Frau Vizepräsidentin,
geschätzte Kolleginnen und Kollegen!

In der Schweiz gibt es starke Stimmen, die unseren Austritt aus dem Europarat fordern. Einer der Hauptgründe dafür ist diese Korruptionsaffäre. Ich zitiere aus der jüngsten Debatte, die wir vor knapp zwei Wochen im Parlament hatten.

Eine Fraktionskollegin von Präsident Agramunt sagte:

„Die Außenpolitische Kommission hat sich intensiv mit den aktuellen Korruptionsvorwürfen gegen Mitglieder oder ehemalige Mitglieder der Parlamentarischen Versammlung befasst, insbesondere auch mit der Aufklärung der Korruptionsaffäre, in welche der aktuelle Parlamentspräsident verwickelt ist.

Die Schweizer Delegation wird sich weiter dafür einsetzen, dass derartigen korrupten Machenschaften ein Riegel geschoben wird, und verlangt ausdrücklich den Rücktritt des Präsidenten der Parlamentarischen Versammlung des Europarates.

Bis heute hat der Europarat nicht die Möglichkeit, einen Parlamentspräsidenten abzusetzen.
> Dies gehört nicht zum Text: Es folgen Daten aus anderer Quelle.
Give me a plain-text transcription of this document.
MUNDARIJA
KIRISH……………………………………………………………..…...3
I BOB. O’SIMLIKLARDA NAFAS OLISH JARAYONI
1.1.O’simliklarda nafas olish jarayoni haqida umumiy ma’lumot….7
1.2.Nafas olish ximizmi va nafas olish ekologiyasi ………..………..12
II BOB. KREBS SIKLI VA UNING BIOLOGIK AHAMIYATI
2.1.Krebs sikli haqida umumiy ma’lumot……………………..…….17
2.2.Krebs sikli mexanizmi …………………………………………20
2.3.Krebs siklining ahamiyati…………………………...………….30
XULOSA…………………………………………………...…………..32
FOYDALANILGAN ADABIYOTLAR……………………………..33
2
Im aktuellen Korruptionsfall ist es so, dass die Zeichen gut stehen, dass der Präsident der Versammlung, der Mitglied meiner Fraktion ist, zurücktreten wird.“

Heute wissen wir, dass das nicht der Fall ist.

Ich persönlich habe dazu zwei Anmerkungen zu machen:

Zunächst einmal müssen wir sehr vorsichtig sein im Umgang mit dem Begriff „Korruption“.

Und zweitens geht es darum, das, was passiert ist, sauber abzuklären und dann auch sauber zu sanktionieren. Das können wir tun, davon bin ich überzeugt.

Jetzt wieder zur Fraktionskollegin des Präsidenten. Sie sagte im Schweizer Parlament:

„Unter den 47 Mitgliedsstaaten gibt es einige Staaten, in welchen Korruption an der Tagesordnung ist. Es ist sehr schwierig, diese Korruption im Europarat auszurotten. Sollte aber derart offensichtliche Korruption festgestellt werden wie dies hier der Fall ist, dann müssen wir an vorderster Front dagegen kämpfen.

Eigentlich ist es ja erstaunlich, dass praktisch alle Fraktionen für einen Ausschluss dieses korrupten Präsidenten einstehen, insbesondere auch seine eigene Fraktion.“

Das waren wortwörtlich die Aussagen der Fraktionskollegin des Präsidenten.

Seien wir klar: Es ist doch schon lange keine juristische Diskussion mehr, wie wir es versuchen, sondern eine politische Diskussion.

Was schreibt dieses Haus sich auf die Fahne? Mit welcher Eleganz hat Kollege Mignon es doch gesagt - und wohl auch zu recht: „Der Europarat ist die führende Menschenrechtsorganisation Europas. Rechtsstaatlichkeit und Demokratie sind unsere Prinzipien.“

Aber ich bin weniger lang hier und noch nicht so elegant. Ich sage: was nützt uns die ganze Eleganz, wenn wir nicht handeln. Ich appelliere jetzt an Sie, Kollege Németh. Gerade Sie haben es als Sprecher der Fraktion gesagt: Es ist genug Schaden angerichtet worden. Reden Sie nicht nur, handeln Sie! Sorgen Sie dafür, dass der Präsident zurücktritt. Dazu bedarf es keiner Diskussion über eine „lex Präsident“ o.Ä.; handeln wir, und damit ist das Problem politisch gelöst. Dass müssen Sie jetzt tun.